Carefully curated creative
Balancing the populist and the obscure when we present creative ideas
One of my top ten favourite books is "Kill Your Friends" by John Niven. It's the story of a cutthroat record label exec set in the post-Britpop late nineties. It's a brutally honest portrayal of the music industry and includes a memorable passage on how bands performatively curate their influences. "Oh yeah, we're influenced by everyone from The Velvet Underground to Miles Davis by way of the Spice Girls". That kind of thing. The list of artists has been pored over for hours, all to present an image of a band that blends just the right amount of populism with just the right amount of hipster coolness.
As I think about where inspiration comes from for our campaigns and creative ideas, I feel we strive for similar balance, with not a little bit of that same performance.
"All ideas are second-hand, consciously and unconsciously drawn from a million outside sources." So says Mark Twain in a letter to Helen Keller (sourced from the excellent Marginalian newsletter, which I encourage you all to read). Even if you don't use the inspiration for your idea in how you explain it to someone, that idea came from somewhere. It might take a bit of time, but you can unpack the history of any idea, even if it came to you in the shower with a flash of divine inspiration.
Tracing the history of an idea, and revealing some of its sources, is often the key to selling great creative. I can't tell you how many times I've started a BIG IDEA reveal slide with a phrase like: "what if we took the basic idea of Ready, Steady, Cook and applied it to the cutting edge field of cell and gene therapy? We'll create a brand new social-first video series that challenges our scientists to develop new ideas from a fixed set of resources in a tight timeframe". (You can have that idea for free if you're working on a pharma brief).
Selling great ideas is about bringing your audience along on a journey, telling them a simple story that creates momentum and excitement for the concept itself. You want people to nod and say yes, I get this. Key to that is the cultural reference points and sources that are popular enough to be recognised by your audience but not so ubiquitous as to be completely overdone. Like many bands from the 90s and 00s, you're creating your wired/tired lists. Continually searching for that sweet spot of a trend that is not so obscure that it takes too long to explain but has yet to be jumped on by a million other brands.

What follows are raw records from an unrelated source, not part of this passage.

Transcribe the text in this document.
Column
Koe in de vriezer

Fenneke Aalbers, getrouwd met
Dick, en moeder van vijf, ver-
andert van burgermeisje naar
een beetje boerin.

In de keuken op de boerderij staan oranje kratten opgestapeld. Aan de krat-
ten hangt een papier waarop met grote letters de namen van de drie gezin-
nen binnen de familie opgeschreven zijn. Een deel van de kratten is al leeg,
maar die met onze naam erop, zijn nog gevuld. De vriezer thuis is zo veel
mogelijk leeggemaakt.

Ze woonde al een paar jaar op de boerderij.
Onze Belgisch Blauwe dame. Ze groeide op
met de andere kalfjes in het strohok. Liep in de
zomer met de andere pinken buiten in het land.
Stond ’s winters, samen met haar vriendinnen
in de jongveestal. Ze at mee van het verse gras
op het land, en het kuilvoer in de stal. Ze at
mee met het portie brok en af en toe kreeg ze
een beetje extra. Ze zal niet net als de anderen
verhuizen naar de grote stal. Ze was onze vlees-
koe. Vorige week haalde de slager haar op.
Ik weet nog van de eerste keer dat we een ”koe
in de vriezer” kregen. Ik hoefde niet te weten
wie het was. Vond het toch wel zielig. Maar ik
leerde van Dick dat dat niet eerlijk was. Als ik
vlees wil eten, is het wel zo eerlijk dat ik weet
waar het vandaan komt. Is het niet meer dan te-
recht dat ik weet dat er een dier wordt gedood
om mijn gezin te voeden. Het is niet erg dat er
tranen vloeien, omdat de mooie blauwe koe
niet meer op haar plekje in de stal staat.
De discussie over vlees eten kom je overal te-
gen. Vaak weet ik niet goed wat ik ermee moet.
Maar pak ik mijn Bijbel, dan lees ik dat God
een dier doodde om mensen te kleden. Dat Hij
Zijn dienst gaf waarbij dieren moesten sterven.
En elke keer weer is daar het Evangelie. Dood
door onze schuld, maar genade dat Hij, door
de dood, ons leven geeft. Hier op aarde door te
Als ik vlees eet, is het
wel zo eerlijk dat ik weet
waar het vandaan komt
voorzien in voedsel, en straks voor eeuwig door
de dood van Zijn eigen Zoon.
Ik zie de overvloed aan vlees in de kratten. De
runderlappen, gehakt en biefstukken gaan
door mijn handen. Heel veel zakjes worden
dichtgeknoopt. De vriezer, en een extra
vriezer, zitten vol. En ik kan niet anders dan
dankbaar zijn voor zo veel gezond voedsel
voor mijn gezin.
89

It requires creativity within the stories we tell ourselves. When searching for creative inspiration, you may have been stuck for time and gone straight to your most reliable source. For me, that's the excellent Hello You Creatives, a trawl of YouTube stand-up routines on my chosen topic, or that timeless classic - award-winning campaigns on Contagious. The challenge is that you might want to avoid referencing such an obvious inspiration in your pitch response. It's the equivalent of a band saying they're influenced by The Beatles. They probably are, but it's way too obvious to share with the world.
You might look for different routes for your inspiration - a long read from The Guardian or The New Yorker (I built a custom GPT to find such long reads). A YouTube video series. Or tie it into something from a trend report. I know we're out of prediction season now, so it's not cool to share those, but Matt Klein's meta-trends analysis is worth a look in the spirit of breaking the rules every now and again. It's got plenty of great made-up phrases you can use to curate your influences and go from The Beatles (tired) to indie sleaze (wired).
My faves from that meta trends list include Doomerism (permacrisis collapse triggers sobering nihilism and overwhelming anxiety) and Nostalgia Spins (the eternal spin cycle of nostalgia throws up Y2K… and any time but now).
The art of curation is increasingly crucial in a world where trends burn brighter but more briefly than ever. It's important to know which trends have just the right amount of cultural resonance to support a great idea and which are already out of date by the time of your pitch. It can create a tightrope if your presentation or deadline ends up being put back - you might have a great idea that taps into the current nostalgia spin on indie sleaze, but who knows how long that will be.
As ever with trends and influences, the trick is to separate the longer-term trends from their short-term, micro counterparts. The one-hit wonders from the multi-album stars. You're more likely to be on safer ground and more likely to find something that the majority of your audience understands without explanation. Whereas two years ago, it was all about the 90s trends, now noughties nostalgia is back in vogue. The music (indie sleaze again), the TV shows and wider culture of 2000s is all the rage on TikTok - according to The Guardian at least. But you’ve got to wonder if dresses over jeans will also make a comeback. The joy of curating your nostalgia spins is that you can ignore those bits of the past you'd like to conveniently forget - I certainly won't be bringing back the blonde stripe I had through my hair (Kevin Pietersen-style) in the mid-00s. My haircuts tend to stay firmly on the "tired" list, never to be seen again.